Ângelo não tinha ideia de quanto tempo havia se passado quando ouviu o seu nome ser chamado por uma voz familiar. Foi um único chamado, alto e claro, mas suficiente para deixar os cabelos de sua nuca em pé. Com a adrenalina a mil, acordou com um sobressalto, sentando-se imediatamente na cama. Seu cachorro permanecia deitado, com as sementes da maçã espalhadas pela caminha, mas mantinha os olhos fechados, como se não tivesse escutado som algum. Este era o sinal de que somente Ângelo tinha ouvido alguém chamar pelo seu nome, ou de que tudo não passava de sua imaginação ou um mero sonho. De qualquer maneira, aquilo o havia assustado de tal forma que perdera totalmente o sono. Observando o bilhete deixado em cima da mesa, Ângelo questionou a si mesmo se Giovanni teria conhecimento daquela mensagem. De acordo com seu velho relógio suspenso na parede, ainda eram 18:00, o que permitiria chegar a tempo no escritório do padre para lhe perguntar a respeito do bilhete. Para tanto, levantou-se da cama, deu dois biscoitos caninos ao seu velho e, lhe dizendo que logo voltaria para casa, saiu em direção à Academia de Ciências.
Como sempre, passou rapidamente pelo salão maior do museu, acelerando o passo quando percebeu os olhares curiosos daqueles que caminhavam por ali. Ângelo, sabe-se lá por que, retribuiu o olhar para todos, observando-os de forma desconfiada e insegura, o que o fez apressar ainda mais sua caminhada. Quando chegou à sala de Giovanni, bateu três vezes na porta, mas ninguém atendeu. Por puro impulso, devido às circunstâncias, tentou abrir a porta por si mesmo, mas estava trancada. Quando estava prestes a ir embora, pôde jurar que escutou um movimento vindo de dentro do escritório, por isso se abaixou silenciosamente, na intenção de tentar enxergar alguma coisa pela fresta inferior da porta.

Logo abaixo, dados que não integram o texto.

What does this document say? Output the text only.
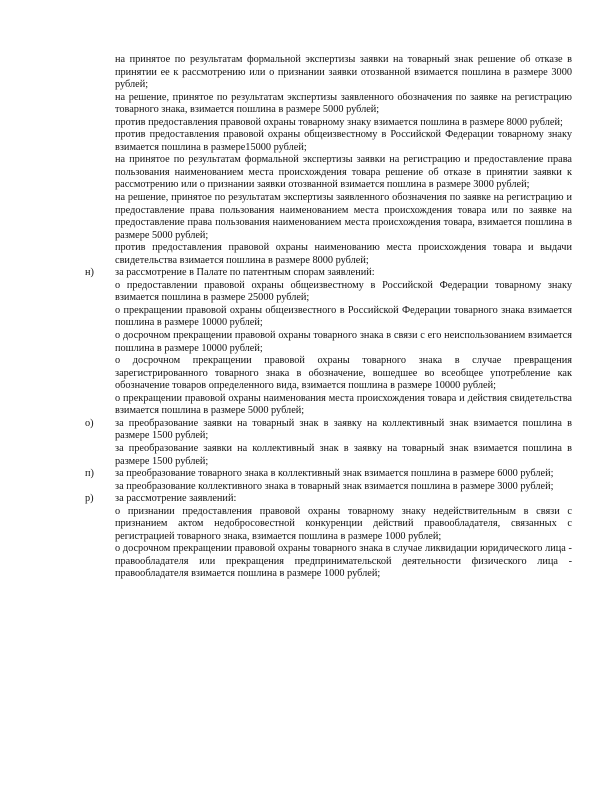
на принятое по результатам формальной экспертизы заявки на товарный знак решение об отказе в принятии ее к рассмотрению или о признании заявки отозванной взимается пошлина в размере 3000 рублей;

на решение, принятое по результатам экспертизы заявленного обозначения по заявке на регистрацию товарного знака, взимается пошлина в размере 5000 рублей;

против предоставления правовой охраны товарному знаку взимается пошлина в размере 8000 рублей;

против предоставления правовой охраны общеизвестному в Российской Федерации товарному знаку взимается пошлина в размере15000 рублей;

на принятое по результатам формальной экспертизы заявки на регистрацию и предоставление права пользования наименованием места происхождения товара решение об отказе в принятии заявки к рассмотрению или о признании заявки отозванной взимается пошлина в размере 3000 рублей;

на решение, принятое по результатам экспертизы заявленного обозначения по заявке на регистрацию и предоставление права пользования наименованием места происхождения товара или по заявке на предоставление права пользования наименованием места происхождения товара, взимается пошлина в размере 5000 рублей;

против предоставления правовой охраны наименованию места происхождения товара и выдачи свидетельства взимается пошлина в размере 8000 рублей;

н)	за рассмотрение в Палате по патентным спорам заявлений:

о предоставлении правовой охраны общеизвестному в Российской Федерации товарному знаку взимается пошлина в размере 25000 рублей;

о прекращении правовой охраны общеизвестного в Российской Федерации товарного знака взимается пошлина в размере 10000 рублей;

о досрочном прекращении правовой охраны товарного знака в связи с его неиспользованием взимается пошлина в размере 10000 рублей;

о досрочном прекращении правовой охраны товарного знака в случае превращения зарегистрированного товарного знака в обозначение, вошедшее во всеобщее употребление как обозначение товаров определенного вида, взимается пошлина в размере 10000 рублей;

о прекращении правовой охраны наименования места происхождения товара и действия свидетельства взимается пошлина в размере 5000 рублей;

о)	за преобразование заявки на товарный знак в заявку на коллективный знак взимается пошлина в размере 1500 рублей;

за преобразование заявки на коллективный знак в заявку на товарный знак взимается пошлина в размере 1500 рублей;

п)	за преобразование товарного знака в коллективный знак взимается пошлина в размере 6000 рублей;

за преобразование коллективного знака в товарный знак взимается пошлина в размере 3000 рублей;

р)	за рассмотрение заявлений:

о признании предоставления правовой охраны товарному знаку недействительным в связи с признанием актом недобросовестной конкуренции действий правообладателя, связанных с регистрацией товарного знака, взимается пошлина в размере 1000 рублей;

о досрочном прекращении правовой охраны товарного знака в случае ликвидации юридического лица - правообладателя или прекращения предпринимательской деятельности физического лица - правообладателя взимается пошлина в размере 1000 рублей;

Não havia qualquer luz artificial iluminando o aposento, apenas uma suave claridade que, provavelmente, vinha de alguma janela cujas cortinas deviam estar abertas. Quando virou os olhos para se levantar, desistindo daquela procura inútil, percebeu de relance uma rápida interrupção da luminosidade, como se alguém tivesse passado muito rápido por ali, dentro do escritório, apesar do silêncio sepulcral. De repente, o próprio corredor onde Ângelo se encontrava, já um pouco escuro pelo pôr do sol, estava começando a lhe dar medo. Havia um ar muito fantasmagórico naquele setor do Vaticano, o que o fez sair rapidamente para a direção do laboratório de Estrôncio, pois talvez ele pudesse lhe ajudar a entender o bilhete. Porém, só o pensamento de que teria que atravessar novamente todo o grande salão do museu o deixou cansado. Tentou pensar em alguma alternativa, e a única que encontrou foi a saída lateral para o jardim, através do lado externo do museu. Optando por este caminho diferente, Ângelo acabou passando ao lado da janela do escritório de Giovanni, observando que o volume da cortina estava mesmo concentrado somente em um lado. Tal fato fazia a claridade atravessar o vidro no estilo martelado, mas este impedia que qualquer pessoa de fora – ou de dentro – enxergasse através de sua superfície o que havia do outro lado.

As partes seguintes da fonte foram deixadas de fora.